If you responded to “no” to any of these questions, you could need a new chair– one that is ergonomically correct. But it is essential for your company and you to do the research initially. “There are lots of ergonomic chairs available, however it can be a blunder to purchase one simply since it is labeled ‘ergonomic,’”
Some ergonomic chairs are more expensive than others but what matters is that the chair fits the person. According to the Canadian Center for Occupational Health & Safety, a chair ends up being ergonomic only when it:
- Particularly suits an employee’s dimensions,
- Their desk, and
- What work they do there.
The ideal chair is flexible:
- Can the seat height be adjusted? It’s really important that a seat elevates an employee to the correct height.
- Is the backrest adjustable? It needs to have the ability to be changed both vertically as well as in frontward and also backward directions. In addition, the chair should have a company lumbar support.

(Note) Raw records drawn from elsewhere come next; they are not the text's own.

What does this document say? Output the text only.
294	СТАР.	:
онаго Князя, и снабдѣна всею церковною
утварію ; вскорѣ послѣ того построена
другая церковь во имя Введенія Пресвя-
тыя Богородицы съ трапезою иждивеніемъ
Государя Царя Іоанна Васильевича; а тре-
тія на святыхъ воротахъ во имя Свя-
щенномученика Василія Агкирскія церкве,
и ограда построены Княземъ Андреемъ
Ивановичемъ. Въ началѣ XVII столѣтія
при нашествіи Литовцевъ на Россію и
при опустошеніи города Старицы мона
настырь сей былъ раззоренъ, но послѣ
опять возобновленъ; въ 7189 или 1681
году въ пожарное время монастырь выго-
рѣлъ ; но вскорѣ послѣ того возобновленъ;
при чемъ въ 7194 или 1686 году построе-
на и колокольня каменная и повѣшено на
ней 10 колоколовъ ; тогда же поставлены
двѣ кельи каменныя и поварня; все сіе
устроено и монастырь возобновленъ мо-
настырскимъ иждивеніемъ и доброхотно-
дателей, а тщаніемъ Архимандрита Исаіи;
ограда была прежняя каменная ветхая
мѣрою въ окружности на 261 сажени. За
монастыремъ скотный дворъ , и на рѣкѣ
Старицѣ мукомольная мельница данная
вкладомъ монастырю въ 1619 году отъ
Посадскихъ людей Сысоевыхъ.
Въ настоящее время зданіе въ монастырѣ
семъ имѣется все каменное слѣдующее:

- Does the chair have a seat deepness appropriate for the worker?
- Is the chair stable? Having a chair with a five-point base is best.
Finding a chair that fits:
Office workers spend the bulk of their time sitting… and sitting incorrectly can lead to injuries. So to have a great chair that fits, take these variables into consideration:
- Understand that chair won’t always help every worker.
- Make sure the chair seat elevation is 1/4th the worker’s elevation, but also make sure it fits the employee’s leg-to-torso ratio.
- The same chair is not always ideal for all activities. Be prepared to have different types of chair in your environment that are task and worker specific.
- Some are surprised to learn that chairs require maintenance. Be sure to check with the manufacturer for what possible issues may arise.
- Be sure to allow users an opportunity to try and compare chairs. After all, they will be the ones using the chairs on a daily basis.
It may surprise you, but many workers’s compensation claims are related to poor ergonomics.
Millions of workers suffer work-related musculoskeletal disorders each year. Hundreds of thousands miss work as a result. Shockingly $1 of every $3 spent on worker’s comp claims is from inadequate ergonomic protection. Total annual costs for these types of claims exceed $45 billion each year.
The best “cure” for these situations is simple prevention. An investment in ergonomic chairs is far better than the claims that could result from poor seating for your workforce.
Have questions about ergonomics and their impact on worker’s comp claims? Be sure to reach out to your worker’s compensation insurance professional for answers!